During your daily life, you efficiently choose the shortest way, that unfortunately leads along a noisy, four-lane road. Then again, you deliberately look for a route, that leads you away from the actual place of destination taking you to interesting places, an abandoned house, an open terrain or a park at the city’s´ outskirts. However, losing your orientation and just strolling along, can also be seen as something positive, something that triggers your thirst for adventure and allows unexpected things to happen. Every one of us has his daily rituals, that are not only determined by functionality.

You can tell stories about some places, others you will seek because you feel comfortable there or because you are striving for a certain mood, or because the atmosphere and aura there bring back memories. Wandering around means getting lost, being active, collecting things you find in the street, getting onto a metro, the next bus and climbing out somewhere else, having deleted the common reason for getting from A to B. It means actively soaking up the terrain, the people, the animals or the trash in the streets. Without perspectives and intention, there is more to discover.

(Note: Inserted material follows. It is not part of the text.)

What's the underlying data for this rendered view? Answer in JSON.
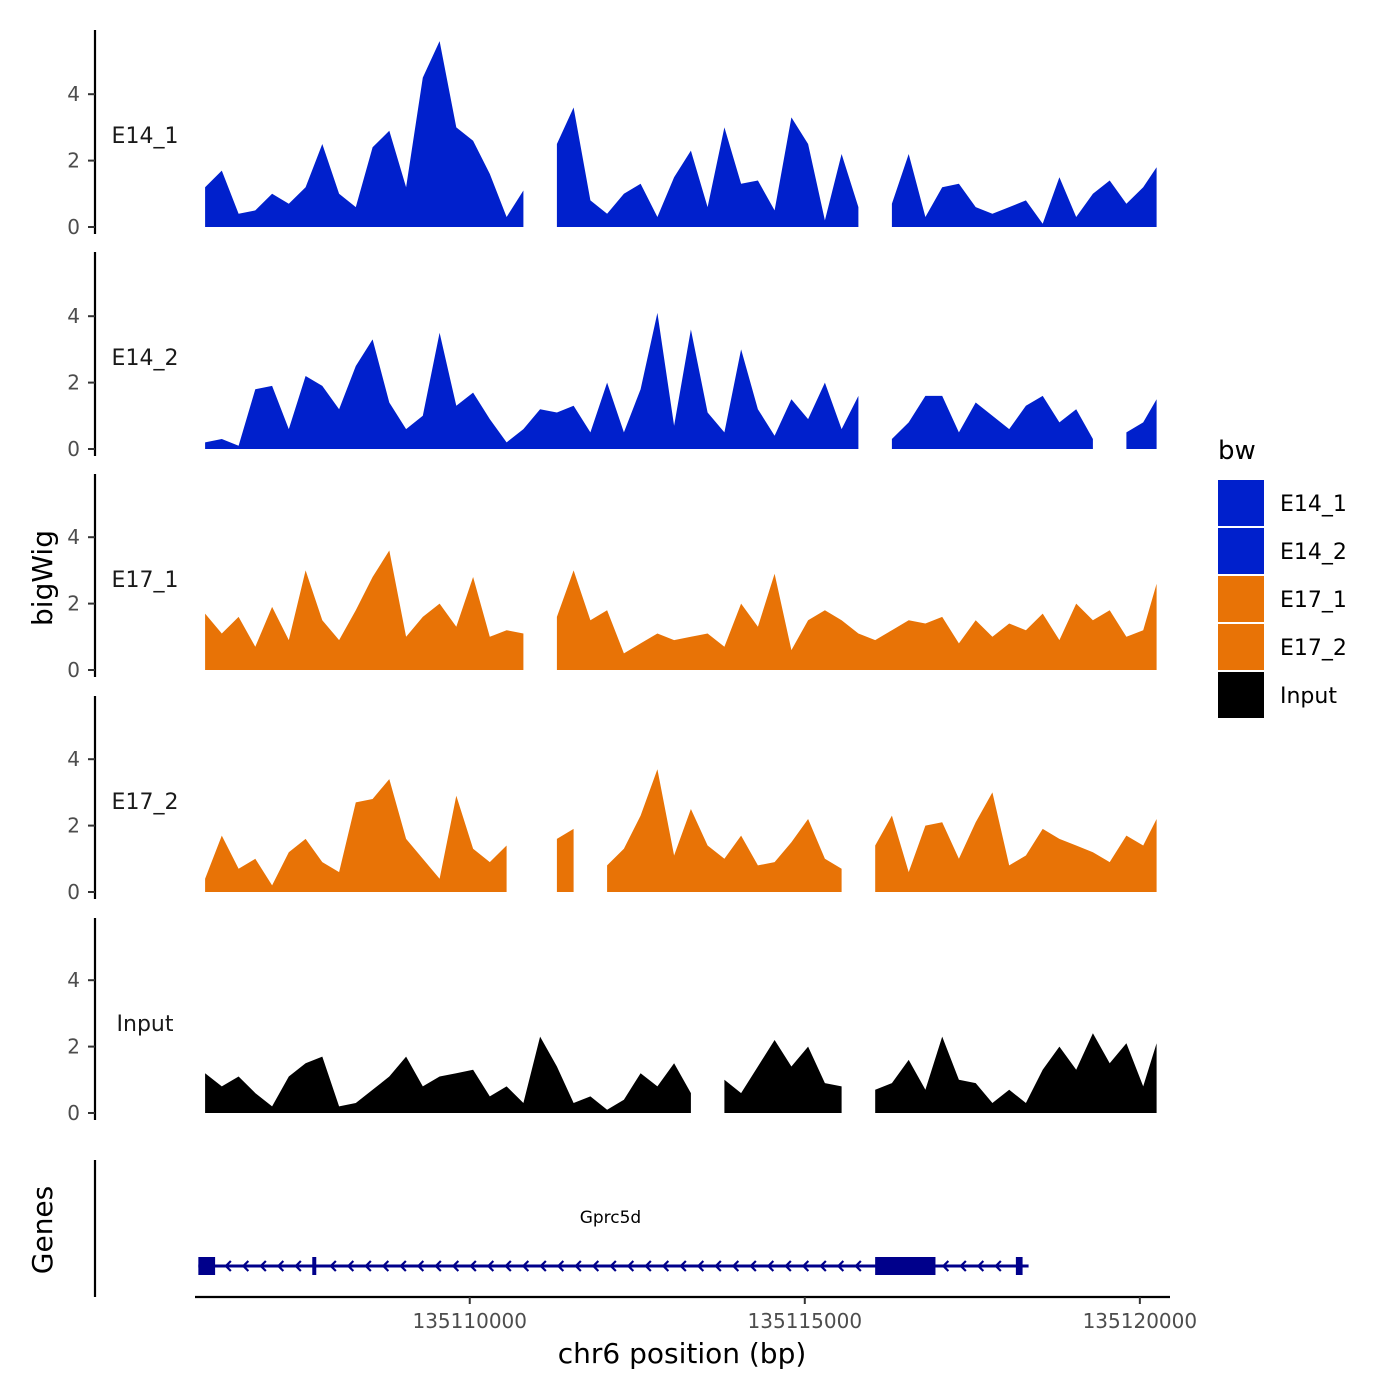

The participating artists show with alert eyes aesthetic glances of cities, peripheries, and surprising encounters. We are looking forward to present the works of Relfy (Can), Cyop & Kaf (It), Swampy (Usa), Bruno Rodrigues & Fábio Vieira (Bra), Road Dogs (Fr), Raskalov & Makhorov (Rus), LUCE & Eltono (Es).

Thanks a lot to Danny, K100, Marc and to the whole Colab crew..

Trames I & II

Composition on tramway
Échappées d’art, Angers, France
Project curated by Winterlong gallery
Summer 2018

Pictures: Thierry Bonnet – Ville d’Angers

Random Routes

Palma Festival Residency
Le Pavillon, Caen, France
March 2018

“Le Pavillon”, the venue where my residency took place and where I showed the results of my experiments in the street, is situated on the tip of the Caen Peninsula. It’s a very interesting area because it is surrounded by water (the St. Pierre Bassin, the Caen à la Mer Canal, the Orne river and the Victor Hugo canal) and currently it’s in the middle of a huge urban transformation. Modern constructions, old factories, abandoned buildings, designed green areas and waste land are all mixed together. This makes it an open space, well defined and perfect for aleatory wandering.
 
For this exercise, I defined 23 points at key spots around the area (building angles, crossroads and corners). The goal was to walk from one point to another choosing at random the next point. The route started at point n.º1, had to go through 10 points and finished again at point n.º1. The result of each stroll generated a design that was then converted into a wood sculpture using a laser at the local Dôme Fablab. Finally, I painted and exhibited them at the Pavillon. I traced 11 routes myself and 6 were traced by the participants of a workshop with the Fablab. Each sculpture represents a 30 to 40 minutes stroll on a distance from 2 to 3 km.
 

Tourbillons

Palma Festival Residency
Le Pavillon, Caen, France
March 2018

Crossing the Orne river one day using the Orne-Boom (a boom built in 1908 that is used to regulate the tide) I realized that in font of each door, on the downstream side, the water was forming very powerful whirlpools. The next time I crossed the bridge I saw that the debris that had been floating the day before was still turning around in the same place. I understood that the whirlpools were so strong that any objects caught in them could barely escape. So, I decided to throw some art in one of the strongest whirlpools and see what would happen. After 5 days I decided to get them back and, after quite a lot of trouble, I managed to fish them all out of the water and bring them back to the exhibition space.

Mouldings

Casal Solleric
Solo show Funambuls
Palma de Mallorca, Spain
April 2018

Palma is full of architectural and decorative elements as interesting as they are peculiar. The artist select some of them to reproduce the space they generate cutting the three-dimensional negative space of these geometric fragments. They are shapes that one could easily touch and perfectly recognize with his finger. Wooden mouldings that the artist makes us locate and fit in while we discover others. A different look on the city aesthetic.